If PE1 and PE2 do not set A-S flag in ESI MPLS Label extended community in Ethernet A-D route type, then remote PEs must treat the Ethernet Segment as operating in all-active redundancy mode. Hence, remote PEs can now load balance the traffic that they receive from their local CE devices, destined for CE1, behind PE1 and PE2.

When PE1 or PE2 receive traffic from remote PEs destined for CE1, if the packet is unicast MAC packet, it is forwarded to CE1. If the packet is a BUM packet, only one of PE1 and PE2 must forward the packet to CE1 - which PE forwards the packet to CE1 is decided by DF Election. This is discussed next.


Designated Forwarder (DF) Election

If a CE device is multi-homed to two or more PE routers, one of the PEs is elected a Designated Forwarder (DF). Only a DF forwards a multi-destination (BUM) packet to the Ethernet Segment towards CE; other PEs drop the BUM packet.

DF election is based on the information received in Ethernet Segment routes. Each PE router builds an ordered list of Ethernet Segment routes based on originating PEs IP address. The PE router with highest IP address is elected the DF and the next highest IP address PE router is elected the Backup DF (BDF). BDF takes over in case of DF failure. A DF/BDF is elected for each Ethernet Segment.


MAC Mobility


Consider figure 9 where a Virtual Machine with MAC A is present on a server connected to PE1 and PE2 routers via ESI=10. When PE1 and PE2 learn MAC A, one of them advertises this MAC address in BGP to remote PEs. A Server Administrator than performs vMotion and relocates the VM on a server connected to PE3 and PE4 routers via ESI=20. When PE3 or PE4 learns MAC A in the data plane over ESI=20, one of them will advertise the MAC in BGP to PE1 and PE2 using MAC Advertisement route type and a new MAC Mobility extended community. The MAC Mobility extended community contains a Sequence Number which basically means the newness of the MAC address. 

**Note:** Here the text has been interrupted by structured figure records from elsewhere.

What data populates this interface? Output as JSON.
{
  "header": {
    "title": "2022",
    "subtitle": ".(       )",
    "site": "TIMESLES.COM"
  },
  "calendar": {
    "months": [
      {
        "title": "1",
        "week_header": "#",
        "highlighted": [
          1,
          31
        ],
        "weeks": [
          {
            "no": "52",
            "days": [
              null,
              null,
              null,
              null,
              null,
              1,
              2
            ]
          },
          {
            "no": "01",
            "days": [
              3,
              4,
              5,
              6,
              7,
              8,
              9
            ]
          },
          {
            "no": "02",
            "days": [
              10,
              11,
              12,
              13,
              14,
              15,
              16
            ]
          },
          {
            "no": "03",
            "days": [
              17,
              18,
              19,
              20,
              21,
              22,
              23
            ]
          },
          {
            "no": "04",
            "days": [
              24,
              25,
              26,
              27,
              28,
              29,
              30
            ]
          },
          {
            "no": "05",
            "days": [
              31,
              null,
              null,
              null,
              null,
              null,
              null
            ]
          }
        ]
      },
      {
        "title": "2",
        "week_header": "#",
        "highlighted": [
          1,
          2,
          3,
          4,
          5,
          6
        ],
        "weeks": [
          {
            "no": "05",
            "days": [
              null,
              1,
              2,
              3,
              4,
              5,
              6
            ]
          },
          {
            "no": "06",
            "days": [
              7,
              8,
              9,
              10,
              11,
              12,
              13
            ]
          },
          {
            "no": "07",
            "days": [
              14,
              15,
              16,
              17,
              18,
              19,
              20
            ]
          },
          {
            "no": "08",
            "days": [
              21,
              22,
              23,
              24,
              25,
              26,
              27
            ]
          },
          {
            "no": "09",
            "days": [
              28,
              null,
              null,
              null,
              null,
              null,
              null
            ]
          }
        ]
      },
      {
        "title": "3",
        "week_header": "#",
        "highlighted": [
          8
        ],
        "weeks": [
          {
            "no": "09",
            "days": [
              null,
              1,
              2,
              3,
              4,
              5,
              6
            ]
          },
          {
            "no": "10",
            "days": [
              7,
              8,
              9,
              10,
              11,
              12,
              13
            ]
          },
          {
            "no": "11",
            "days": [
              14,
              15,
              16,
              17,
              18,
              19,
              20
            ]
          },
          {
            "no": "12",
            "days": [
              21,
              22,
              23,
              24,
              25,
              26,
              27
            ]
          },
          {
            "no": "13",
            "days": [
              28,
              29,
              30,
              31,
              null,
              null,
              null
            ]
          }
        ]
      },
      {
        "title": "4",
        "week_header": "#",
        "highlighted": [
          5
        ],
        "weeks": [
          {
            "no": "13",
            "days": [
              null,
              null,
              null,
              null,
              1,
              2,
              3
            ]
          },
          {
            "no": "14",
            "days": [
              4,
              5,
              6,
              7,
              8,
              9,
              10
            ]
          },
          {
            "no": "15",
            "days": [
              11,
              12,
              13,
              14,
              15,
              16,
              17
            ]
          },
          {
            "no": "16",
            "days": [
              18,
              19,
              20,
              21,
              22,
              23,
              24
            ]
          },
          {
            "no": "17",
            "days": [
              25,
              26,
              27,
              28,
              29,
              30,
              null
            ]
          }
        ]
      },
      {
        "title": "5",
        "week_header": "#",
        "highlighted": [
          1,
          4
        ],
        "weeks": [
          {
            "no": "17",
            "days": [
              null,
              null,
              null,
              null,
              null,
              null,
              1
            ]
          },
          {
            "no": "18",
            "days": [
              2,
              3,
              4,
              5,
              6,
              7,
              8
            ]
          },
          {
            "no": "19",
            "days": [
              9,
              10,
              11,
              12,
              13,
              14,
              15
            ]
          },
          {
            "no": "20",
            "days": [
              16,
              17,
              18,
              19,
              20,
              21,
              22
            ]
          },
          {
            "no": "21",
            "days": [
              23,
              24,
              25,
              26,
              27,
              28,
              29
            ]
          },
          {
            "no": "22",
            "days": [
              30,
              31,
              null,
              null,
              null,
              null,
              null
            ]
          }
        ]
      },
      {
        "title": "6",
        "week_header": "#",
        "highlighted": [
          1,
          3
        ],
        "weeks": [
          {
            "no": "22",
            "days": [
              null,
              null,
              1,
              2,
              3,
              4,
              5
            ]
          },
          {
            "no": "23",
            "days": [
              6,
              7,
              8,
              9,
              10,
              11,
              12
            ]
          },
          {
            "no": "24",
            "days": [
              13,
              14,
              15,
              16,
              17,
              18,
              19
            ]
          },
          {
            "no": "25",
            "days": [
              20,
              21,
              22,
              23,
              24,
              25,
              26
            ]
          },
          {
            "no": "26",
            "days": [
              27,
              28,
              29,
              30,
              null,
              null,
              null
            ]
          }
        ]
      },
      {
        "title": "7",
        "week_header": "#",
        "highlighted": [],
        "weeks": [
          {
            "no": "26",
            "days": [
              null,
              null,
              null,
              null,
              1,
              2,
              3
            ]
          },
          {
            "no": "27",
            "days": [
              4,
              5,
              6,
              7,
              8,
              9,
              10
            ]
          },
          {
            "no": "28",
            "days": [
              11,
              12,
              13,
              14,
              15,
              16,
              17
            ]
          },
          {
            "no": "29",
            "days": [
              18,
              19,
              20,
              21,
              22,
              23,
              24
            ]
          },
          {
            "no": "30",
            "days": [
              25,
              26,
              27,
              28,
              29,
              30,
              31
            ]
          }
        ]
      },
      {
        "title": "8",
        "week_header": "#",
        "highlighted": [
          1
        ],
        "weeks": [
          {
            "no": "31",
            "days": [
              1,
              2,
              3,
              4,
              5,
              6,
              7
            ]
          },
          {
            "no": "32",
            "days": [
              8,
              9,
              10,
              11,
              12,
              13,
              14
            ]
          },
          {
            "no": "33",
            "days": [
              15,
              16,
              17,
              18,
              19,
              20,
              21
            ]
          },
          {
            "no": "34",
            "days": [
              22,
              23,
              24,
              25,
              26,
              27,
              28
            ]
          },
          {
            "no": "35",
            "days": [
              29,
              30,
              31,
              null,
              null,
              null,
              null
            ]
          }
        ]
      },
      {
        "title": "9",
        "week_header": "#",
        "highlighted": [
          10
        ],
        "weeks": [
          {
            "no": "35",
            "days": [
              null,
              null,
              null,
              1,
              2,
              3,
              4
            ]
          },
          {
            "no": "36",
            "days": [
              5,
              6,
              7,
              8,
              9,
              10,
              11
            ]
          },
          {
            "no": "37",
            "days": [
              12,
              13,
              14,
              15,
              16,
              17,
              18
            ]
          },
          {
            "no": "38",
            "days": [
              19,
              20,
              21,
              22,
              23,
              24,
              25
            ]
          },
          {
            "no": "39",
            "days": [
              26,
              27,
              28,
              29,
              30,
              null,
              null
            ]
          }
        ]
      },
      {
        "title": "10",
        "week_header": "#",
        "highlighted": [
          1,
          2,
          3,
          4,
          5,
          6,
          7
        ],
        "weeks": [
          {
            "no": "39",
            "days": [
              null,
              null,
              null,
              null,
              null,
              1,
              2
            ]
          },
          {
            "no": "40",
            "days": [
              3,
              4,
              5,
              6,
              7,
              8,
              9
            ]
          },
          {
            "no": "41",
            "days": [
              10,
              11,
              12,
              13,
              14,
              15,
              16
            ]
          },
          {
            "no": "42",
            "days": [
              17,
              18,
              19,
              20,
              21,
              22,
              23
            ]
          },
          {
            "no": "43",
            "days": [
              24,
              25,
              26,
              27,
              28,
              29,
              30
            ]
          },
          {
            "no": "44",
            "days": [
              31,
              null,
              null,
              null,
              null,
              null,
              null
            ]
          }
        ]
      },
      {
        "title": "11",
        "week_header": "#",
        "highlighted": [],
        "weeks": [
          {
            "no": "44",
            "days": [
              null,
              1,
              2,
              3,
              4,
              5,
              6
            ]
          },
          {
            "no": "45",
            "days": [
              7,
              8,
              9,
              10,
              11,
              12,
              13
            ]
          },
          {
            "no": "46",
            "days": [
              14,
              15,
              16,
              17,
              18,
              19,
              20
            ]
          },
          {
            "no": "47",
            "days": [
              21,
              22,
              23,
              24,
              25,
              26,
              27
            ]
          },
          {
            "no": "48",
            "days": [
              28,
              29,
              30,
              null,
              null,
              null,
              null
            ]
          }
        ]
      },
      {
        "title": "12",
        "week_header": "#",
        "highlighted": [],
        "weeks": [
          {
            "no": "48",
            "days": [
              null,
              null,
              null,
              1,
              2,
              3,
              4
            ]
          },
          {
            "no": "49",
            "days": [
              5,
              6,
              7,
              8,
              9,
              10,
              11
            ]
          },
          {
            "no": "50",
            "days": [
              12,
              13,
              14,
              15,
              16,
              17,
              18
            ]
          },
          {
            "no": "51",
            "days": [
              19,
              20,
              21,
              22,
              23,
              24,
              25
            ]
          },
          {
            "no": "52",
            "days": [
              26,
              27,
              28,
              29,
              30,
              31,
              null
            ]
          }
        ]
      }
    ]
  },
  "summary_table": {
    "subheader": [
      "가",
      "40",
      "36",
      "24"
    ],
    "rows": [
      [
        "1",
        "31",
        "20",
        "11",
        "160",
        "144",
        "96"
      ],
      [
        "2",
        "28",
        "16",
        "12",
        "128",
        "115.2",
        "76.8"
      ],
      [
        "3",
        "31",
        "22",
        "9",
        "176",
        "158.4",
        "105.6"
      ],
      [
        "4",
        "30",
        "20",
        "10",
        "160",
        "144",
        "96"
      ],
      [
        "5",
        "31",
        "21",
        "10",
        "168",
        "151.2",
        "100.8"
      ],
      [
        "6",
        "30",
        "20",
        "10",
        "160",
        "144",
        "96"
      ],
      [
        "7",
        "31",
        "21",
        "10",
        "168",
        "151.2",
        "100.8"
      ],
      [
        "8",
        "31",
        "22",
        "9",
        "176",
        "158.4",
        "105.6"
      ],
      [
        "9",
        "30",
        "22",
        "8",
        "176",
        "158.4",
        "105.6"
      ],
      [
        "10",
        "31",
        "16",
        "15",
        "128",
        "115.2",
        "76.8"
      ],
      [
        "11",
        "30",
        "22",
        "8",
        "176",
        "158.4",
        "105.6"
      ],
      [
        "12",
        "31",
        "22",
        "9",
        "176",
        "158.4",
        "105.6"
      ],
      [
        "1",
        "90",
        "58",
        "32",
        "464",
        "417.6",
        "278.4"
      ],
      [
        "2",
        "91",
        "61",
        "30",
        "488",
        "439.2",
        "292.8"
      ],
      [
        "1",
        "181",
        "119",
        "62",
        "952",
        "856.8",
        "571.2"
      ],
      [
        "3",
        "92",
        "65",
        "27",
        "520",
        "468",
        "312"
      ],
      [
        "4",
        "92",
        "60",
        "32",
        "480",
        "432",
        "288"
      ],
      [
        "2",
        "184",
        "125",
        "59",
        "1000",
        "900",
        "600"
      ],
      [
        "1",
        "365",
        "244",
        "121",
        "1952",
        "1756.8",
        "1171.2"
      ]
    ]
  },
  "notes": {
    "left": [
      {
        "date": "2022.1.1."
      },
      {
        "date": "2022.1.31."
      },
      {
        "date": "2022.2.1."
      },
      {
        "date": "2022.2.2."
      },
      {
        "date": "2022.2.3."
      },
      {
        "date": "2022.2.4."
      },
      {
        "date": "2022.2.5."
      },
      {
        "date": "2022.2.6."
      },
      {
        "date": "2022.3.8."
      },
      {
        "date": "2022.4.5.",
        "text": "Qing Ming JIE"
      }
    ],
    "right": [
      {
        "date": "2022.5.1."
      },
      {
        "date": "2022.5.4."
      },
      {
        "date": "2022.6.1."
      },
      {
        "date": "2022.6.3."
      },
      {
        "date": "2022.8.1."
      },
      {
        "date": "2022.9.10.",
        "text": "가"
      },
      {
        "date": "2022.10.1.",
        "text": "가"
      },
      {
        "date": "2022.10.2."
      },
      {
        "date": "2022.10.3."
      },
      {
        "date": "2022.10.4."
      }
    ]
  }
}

Since PE1 and PE2 cannot detect whether MAC A has moved to another Ethernet Segment, the reception of new MAC Advertisement with MAC Mobility extended community acts as a trigger for these PEs to perform MAC Withdraw.


Conclusion

EVPN seems like a great new technology which provides more benefits over traditional VPLS. Data Center Interconnect (DCI) is definitely its application area but weaving a Layer3 fabric within the data center is also a very interesting concept.